Ces deux connaissances vous conduiront infailliblement au second remède que vous opposerez à la légèreté: le sérieux de la vie et du coeur. Il est inutile que je m’étende sur ce remède, dont vous comprenez vous-mêmes toute l’excellence et toute la nécessité.

Jusqu’ici vous avez vécu en jeunes personnes occupées des vaines futilités de la terre; vous n’avez pas apporté assez de sérieux dans vos rapports avec le monde. Il est temps aujourd’hui que vous traitiez sérieusement avec vous-mêmes, que vous vous occupiez à régler, avec calme et sans trouble, cet intérieur si porté à s’étourdir par les vains amusements du monde; vous avez besoin de mettre du sérieux dans votre coeur, jusqu’ici, peut-être, trop penché vers les créatures. Ce sérieux, loin de vous ôter cette amabilité extérieure qui fait le charme des personnes qui vous entourent, ajoutera, au contraire, un nouveau cachet qui sera tout à votre avantage. Prenez donc la résolution de mettre dans toutes les activités de votre vie, dans tous les sentiments de votre coeur, plus de sérieux, et vous corrigerez, par là, cette légèreté qui a pu vous être si nuisible.

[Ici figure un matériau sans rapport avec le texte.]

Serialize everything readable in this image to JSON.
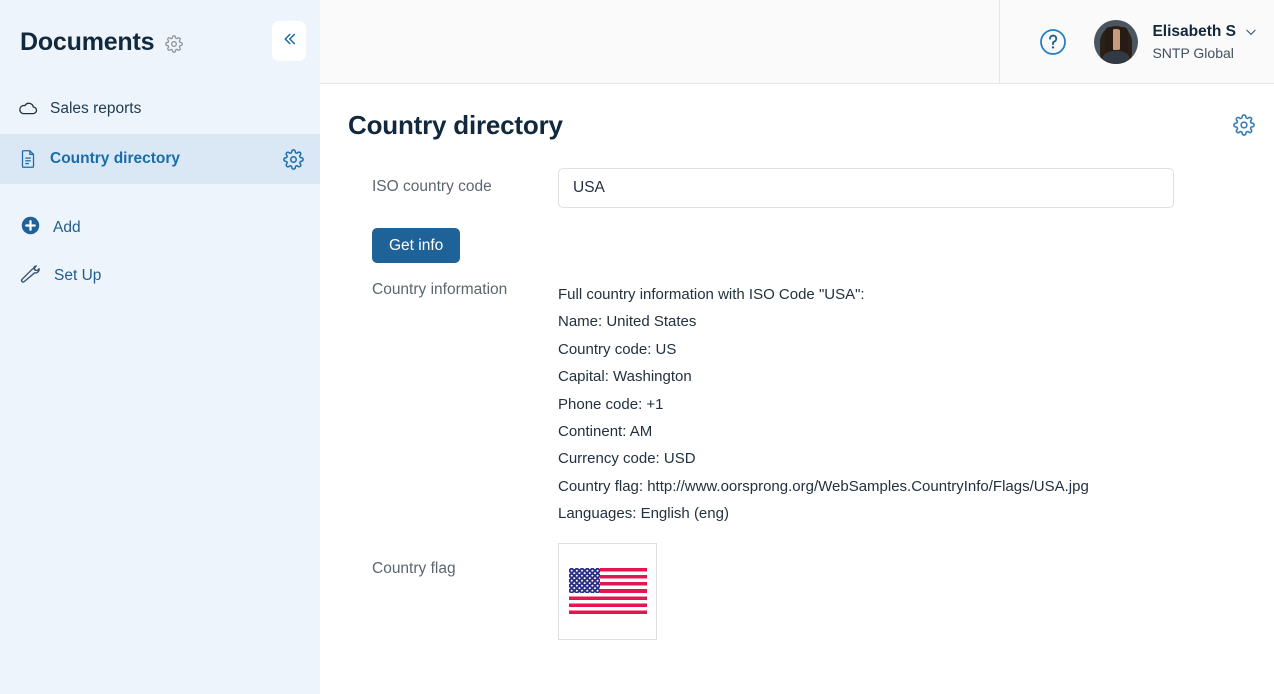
{
  "sidebar": {
    "title": "Documents",
    "title_gear_icon": "gear-icon",
    "collapse_icon": "double-chevron-left-icon",
    "items": [
      {
        "label": "Sales reports",
        "icon": "cloud-icon",
        "active": false,
        "gear": false
      },
      {
        "label": "Country directory",
        "icon": "document-icon",
        "active": true,
        "gear": true
      }
    ],
    "actions": [
      {
        "label": "Add",
        "icon": "plus-circle-icon"
      },
      {
        "label": "Set Up",
        "icon": "wrench-icon"
      }
    ]
  },
  "topbar": {
    "help_icon": "question-mark-circle-icon",
    "avatar": "user-avatar-photo",
    "user_name": "Elisabeth S",
    "user_chevron_icon": "chevron-down-icon",
    "user_org": "SNTP Global"
  },
  "page": {
    "title": "Country directory",
    "settings_icon": "gear-icon"
  },
  "form": {
    "iso_label": "ISO country code",
    "iso_value": "USA",
    "iso_placeholder": "",
    "get_info_label": "Get info",
    "info_label": "Country information",
    "info_lines": [
      "Full country information with ISO Code \"USA\":",
      "Name: United States",
      "Country code: US",
      "Capital: Washington",
      "Phone code: +1",
      "Continent: AM",
      "Currency code: USD",
      "Country flag: http://www.oorsprong.org/WebSamples.CountryInfo/Flags/USA.jpg",
      "Languages: English (eng)"
    ],
    "flag_label": "Country flag",
    "flag_image": "us-flag-image"
  },
  "colors": {
    "sidebar_bg": "#eef4fb",
    "sidebar_active_bg": "#d9e8f4",
    "accent_blue": "#1b6ca8",
    "button_blue": "#1f6298",
    "topbar_bg": "#fafafa",
    "border_grey": "#e3e5e8",
    "label_grey": "#5c6670",
    "flag_red": "#e3174f",
    "flag_blue": "#2b2f85"
  }
}
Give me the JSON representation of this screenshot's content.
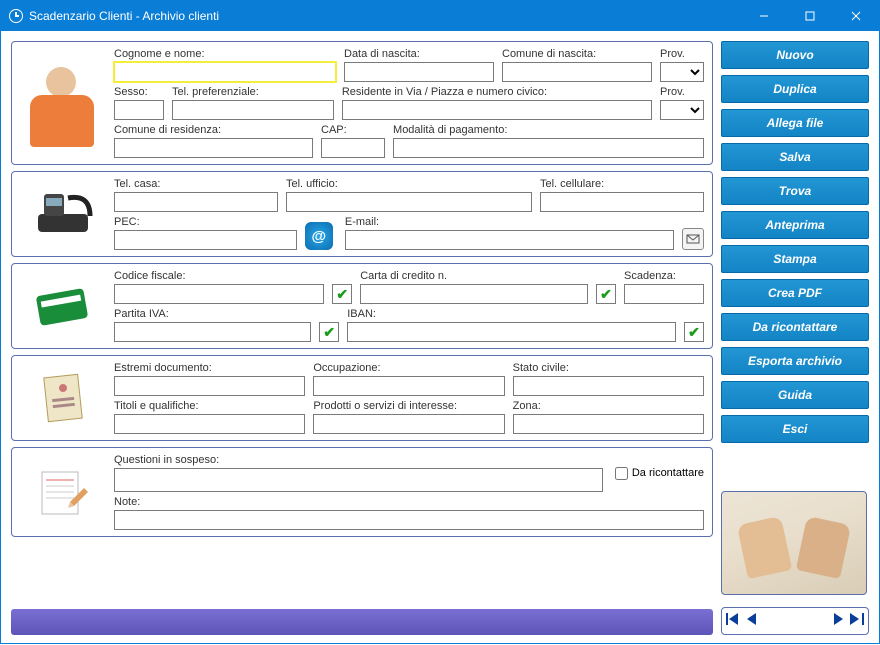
{
  "window": {
    "title": "Scadenzario Clienti - Archivio clienti"
  },
  "panel1": {
    "cognome_nome_lbl": "Cognome e nome:",
    "data_nascita_lbl": "Data di nascita:",
    "comune_nascita_lbl": "Comune di nascita:",
    "prov1_lbl": "Prov.",
    "sesso_lbl": "Sesso:",
    "tel_pref_lbl": "Tel. preferenziale:",
    "residente_lbl": "Residente in Via / Piazza e numero civico:",
    "prov2_lbl": "Prov.",
    "comune_res_lbl": "Comune di residenza:",
    "cap_lbl": "CAP:",
    "mod_pagamento_lbl": "Modalità di pagamento:"
  },
  "panel2": {
    "tel_casa_lbl": "Tel. casa:",
    "tel_ufficio_lbl": "Tel. ufficio:",
    "tel_cell_lbl": "Tel. cellulare:",
    "pec_lbl": "PEC:",
    "email_lbl": "E-mail:"
  },
  "panel3": {
    "cf_lbl": "Codice fiscale:",
    "cc_lbl": "Carta di credito n.",
    "scad_lbl": "Scadenza:",
    "piva_lbl": "Partita IVA:",
    "iban_lbl": "IBAN:"
  },
  "panel4": {
    "estremi_lbl": "Estremi documento:",
    "occup_lbl": "Occupazione:",
    "stato_lbl": "Stato civile:",
    "titoli_lbl": "Titoli e qualifiche:",
    "prodotti_lbl": "Prodotti o servizi di interesse:",
    "zona_lbl": "Zona:"
  },
  "panel5": {
    "questioni_lbl": "Questioni in sospeso:",
    "ricontattare_lbl": "Da ricontattare",
    "note_lbl": "Note:"
  },
  "buttons": {
    "nuovo": "Nuovo",
    "duplica": "Duplica",
    "allega": "Allega file",
    "salva": "Salva",
    "trova": "Trova",
    "anteprima": "Anteprima",
    "stampa": "Stampa",
    "creapdf": "Crea PDF",
    "ricontattare": "Da ricontattare",
    "esporta": "Esporta archivio",
    "guida": "Guida",
    "esci": "Esci"
  }
}
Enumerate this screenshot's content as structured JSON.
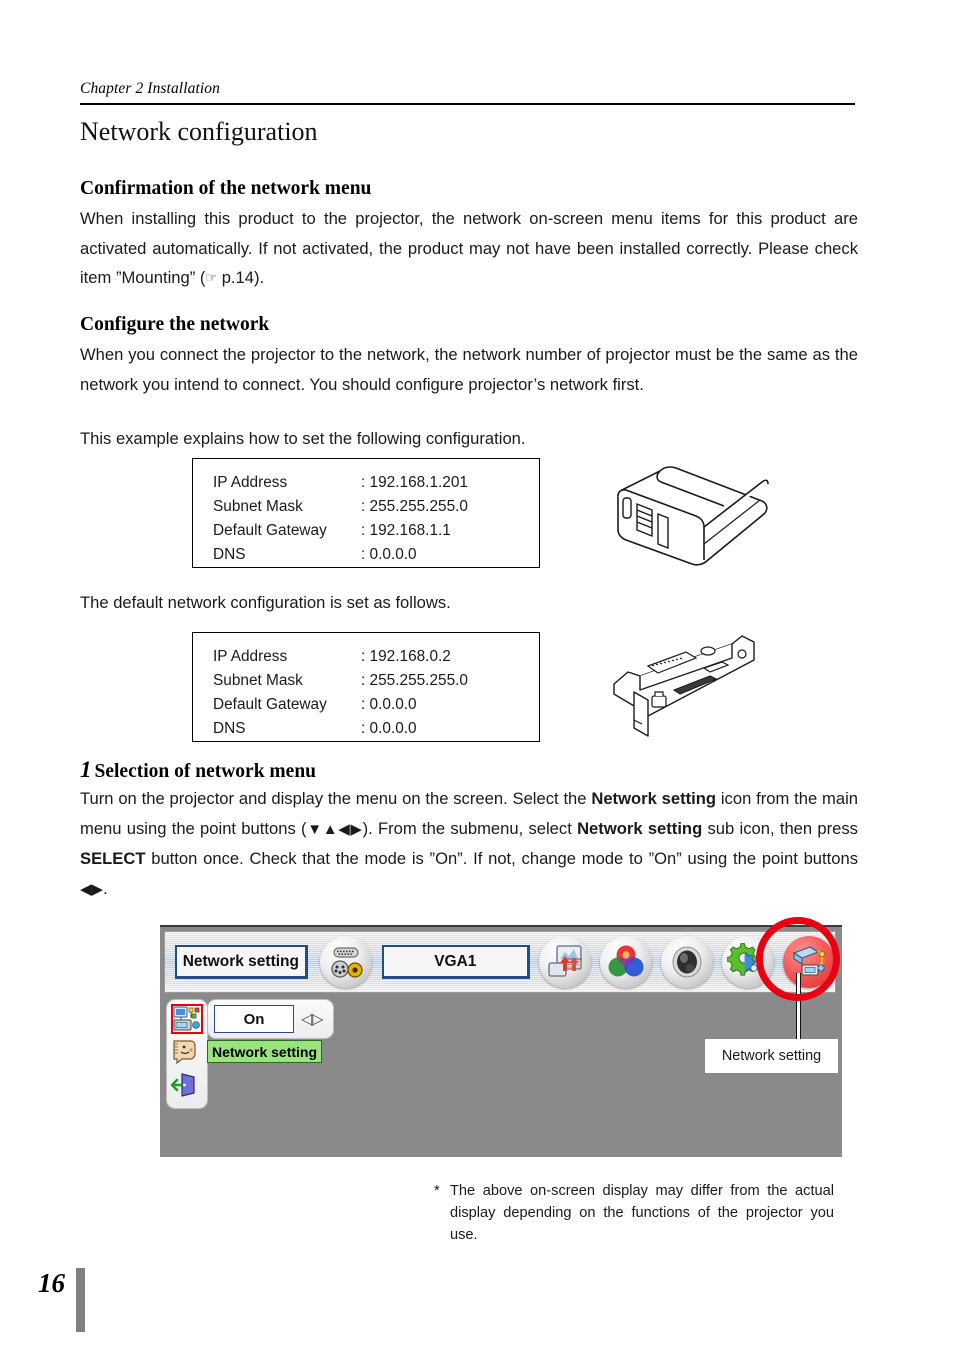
{
  "running_head": "Chapter 2 Installation",
  "page_title": "Network configuration",
  "sections": [
    {
      "heading": "Confirmation of the network menu",
      "paragraph_pre": "When installing this product to the projector, the network on-screen menu items for this product are activated automatically. If not activated, the product may not have been installed correctly. Please check item ”Mounting” (",
      "hand_icon": "☞",
      "paragraph_post": " p.14)."
    },
    {
      "heading": "Configure the network",
      "paragraph": "When you connect the projector to the network, the network number of projector must be the same as the network you intend to connect. You should configure projector’s network first.",
      "paragraph2": "This example explains how to set the following configuration."
    }
  ],
  "default_config_note": "The default network configuration is set as follows.",
  "config_tables": [
    {
      "name": "example-configuration",
      "rows": [
        {
          "key": "IP Address",
          "value": ": 192.168.1.201"
        },
        {
          "key": "Subnet Mask",
          "value": ": 255.255.255.0"
        },
        {
          "key": "Default Gateway",
          "value": ": 192.168.1.1"
        },
        {
          "key": "DNS",
          "value": ": 0.0.0.0"
        }
      ]
    },
    {
      "name": "default-configuration",
      "rows": [
        {
          "key": "IP Address",
          "value": ": 192.168.0.2"
        },
        {
          "key": "Subnet Mask",
          "value": ": 255.255.255.0"
        },
        {
          "key": "Default Gateway",
          "value": ": 0.0.0.0"
        },
        {
          "key": "DNS",
          "value": ": 0.0.0.0"
        }
      ]
    }
  ],
  "illustrations": [
    {
      "name": "projector-illustration",
      "alt": "projector"
    },
    {
      "name": "network-card-illustration",
      "alt": "network interface card"
    }
  ],
  "step": {
    "number": "1",
    "title": "Selection of network menu",
    "text_1": "Turn on the projector and display the menu on the screen. Select the ",
    "bold_1": "Network setting",
    "text_2": " icon from the main menu using the point buttons (",
    "arrows_1": "▼▲◀▶",
    "text_3": "). From the submenu, select ",
    "bold_2": "Network setting",
    "text_4": " sub icon, then press ",
    "bold_3": "SELECT",
    "text_5": " button once. Check that the mode is ”On”. If not, change mode to ”On” using the point buttons ",
    "arrows_2": "◀▶",
    "text_6": "."
  },
  "osd": {
    "menu_button_label": "Network setting",
    "input_label": "VGA1",
    "icons": [
      {
        "name": "input-source-icon",
        "label": "Input"
      },
      {
        "name": "pc-adjust-icon",
        "label": "PC adjust"
      },
      {
        "name": "color-adjust-icon",
        "label": "Color adjust"
      },
      {
        "name": "image-select-icon",
        "label": "Image select"
      },
      {
        "name": "setting-icon",
        "label": "Setting"
      },
      {
        "name": "network-setting-icon",
        "label": "Network setting"
      }
    ],
    "submenu": {
      "value": "On",
      "arrows": "◁▷",
      "tooltip": "Network setting",
      "items": [
        {
          "name": "network-setting-sub-icon",
          "selected": true
        },
        {
          "name": "information-icon",
          "selected": false
        },
        {
          "name": "quit-icon",
          "selected": false
        }
      ]
    },
    "callout_label": "Network setting",
    "highlight_color": "#e60012"
  },
  "footnote": {
    "marker": "*",
    "text": "The above on-screen display may differ from the actual display depending on the functions of the projector you use."
  },
  "page_number": "16"
}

Le troisième remède que nous opposerons à l’habitude des chutes, c’est la réparation, c’est-à-dire que lorsque vous aurez le malheur de tomber dans quelque faute, quelconque, vous ne devez pas perdre courage, mais au contraire réparer, par une victoire, la défaite que vous aurez essuyée; relevez-vous pour combattre avec plus de force et d’énergie, hâtez-vous de réparer promptement la brèche que le péché a pu faire à votre coeur, afin de ne pas donner le temps au démon d’y pénétrer par cette ouverture. Ne dites pas: c’est une habitude que j’ai prise, je ne pourrai jamais m’en corriger. Non, un tel langage ne peut convenir à des chrétiennes; il faut, dès que vous avez commis un péché, que vous vous hâtiez d’en faire réparation, quelque pénible que cela peut être. Qu’est-ce qui pourra vous retenir dans cette malheureuse habitude du péché? Ah! je vous l’ai déjà dit: c’est cette criminelle somnolence, oui, je dis criminelle, car elle l’est réellement pour votre âme, cette criminelle somnolence, cet assoupissement de l’âme qui s’endort au bord d’un précipice. Eh bien, à cette léthargie intérieure opposons les efforts. Oui, efforcez-vous de sortir de cette apathie spirituelle, faites des efforts pour combattre et pour vaincre, faites des efforts pour résister aux penchants de la nature; faites des efforts pour rompre avec le péché; ne sommeillez pas quand il s’agit de lutter contre vos défauts; armez-vous courageusement de la prière; luttez, combattez généreusement; faites effort sur vous-mêmes, et je vous promets la victoire.

En terminant, je vous répéterai les mêmes paroles par lesquelles j’ai commencé: « Combattez généreusement, courageusement et virilement; une défaite se répare par un triomphe ». Oui, mes filles, combattez; vous savez que l’honneur du combat appartient au général qui a su organiser son régiment et aux ordres habiles qu’il a su donner. De même, commandez à votre coeur, et que cette lutte dure toujours, jusqu’à l’heureux jour où vous irez dans le ciel recevoir la couronne promise au vainqueur.